We’ve added cooked fennel to this mix because it delivers a yummy contrast to the flavours. If you’re not a fan of the aniseedy/liquorice flavour fennel usually has then the cooking process will help reduce that – give it a try before you judge/dismiss yes?
Did you know fennel is actually quite rich in Vitamin C? 100g of fennel, which would be around only 1/4-1/3 of a decent sized fennel bulb delivers about 20% of the recommended daily intake of Vit C.
APPLE HALOUMI SALAD
Serves 4 as part of a shared meal
GF : SF : VEGETARIAN
2 red apples, cut into slices approx 1.5cm thick
1 bulb fennel, cut into sticks
250g haloumi, sliced approx 1cm thick
3 cups rocket
1/2 bunch mint, leaves picked
2 tablespoons olive oil
1/4 cup almonds, chopped and toasted until golden
sea salt and ground black pepper
1 1/2 tbsp Lemon juice
1 tbsp EVO
2 tsp dried mint
Heat frypan on medium heat, add 1/2 tablespoon olive oil and apple and saute for about 6 minutes, tossing half way, once cooked, remove from pan and set aside.

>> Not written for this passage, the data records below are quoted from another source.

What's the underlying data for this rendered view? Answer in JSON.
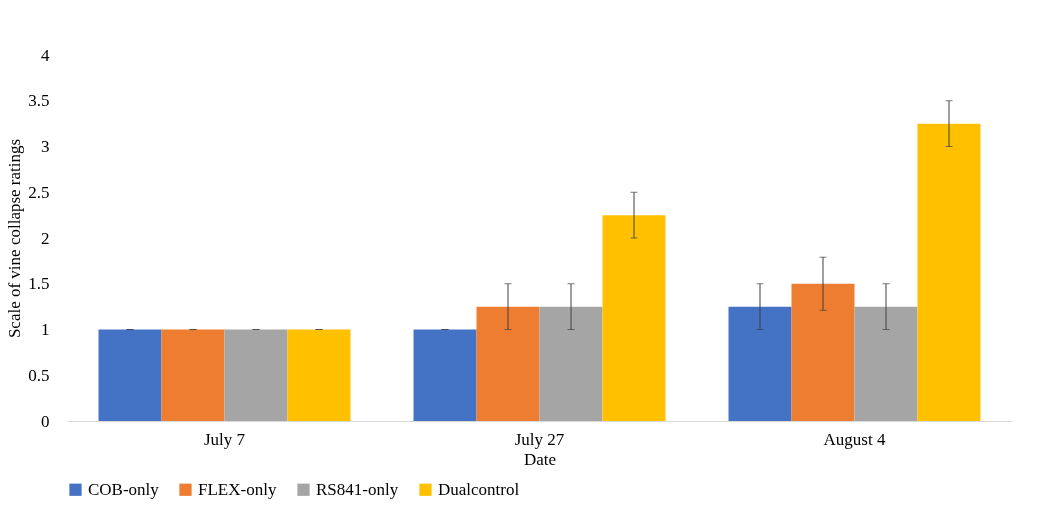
{
  "chart_data": {
    "type": "bar",
    "xlabel": "Date",
    "ylabel": "Scale of vine collapse ratings",
    "categories": [
      "July 7",
      "July 27",
      "August 4"
    ],
    "series": [
      {
        "name": "COB-only",
        "color": "#4472c4",
        "values": [
          1,
          1,
          1.25
        ],
        "errors": [
          0,
          0,
          0.25
        ]
      },
      {
        "name": "FLEX-only",
        "color": "#ed7d31",
        "values": [
          1,
          1.25,
          1.5
        ],
        "errors": [
          0,
          0.25,
          0.29
        ]
      },
      {
        "name": "RS841-only",
        "color": "#a5a5a5",
        "values": [
          1,
          1.25,
          1.25
        ],
        "errors": [
          0,
          0.25,
          0.25
        ]
      },
      {
        "name": "Dualcontrol",
        "color": "#ffc000",
        "values": [
          1,
          2.25,
          3.25
        ],
        "errors": [
          0,
          0.25,
          0.25
        ]
      }
    ],
    "ylim": [
      0,
      4
    ],
    "yticks": [
      0,
      0.5,
      1,
      1.5,
      2,
      2.5,
      3,
      3.5,
      4
    ],
    "grid": false,
    "legend": "bottom"
  }
}
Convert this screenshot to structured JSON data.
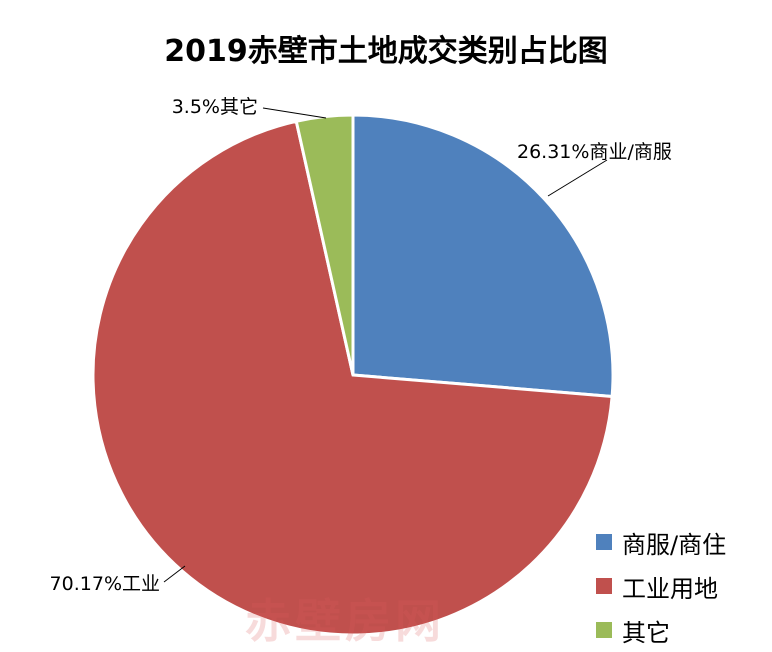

Wipe pan clean with a paper towel, then add another 1/2 tablespoons of olive oil, and fennel sticks. Cook for about 6 minutes, tossing frequently. Remove from pan and set aside. Finish with the haloumi. Drizzle pan with a touch of oil again and cook haloumi for about 2 minutes each side or until golden. Whilst haloumi is cooking, whisk dressing ingredients together and toss with rocket and mint. Place half the rocket and dressing onto a serving platter arrange half the fennel, apples, haloumi on top and repeat. Sprinkle toasted almonds on top, season with sea salt and black pepper and serve.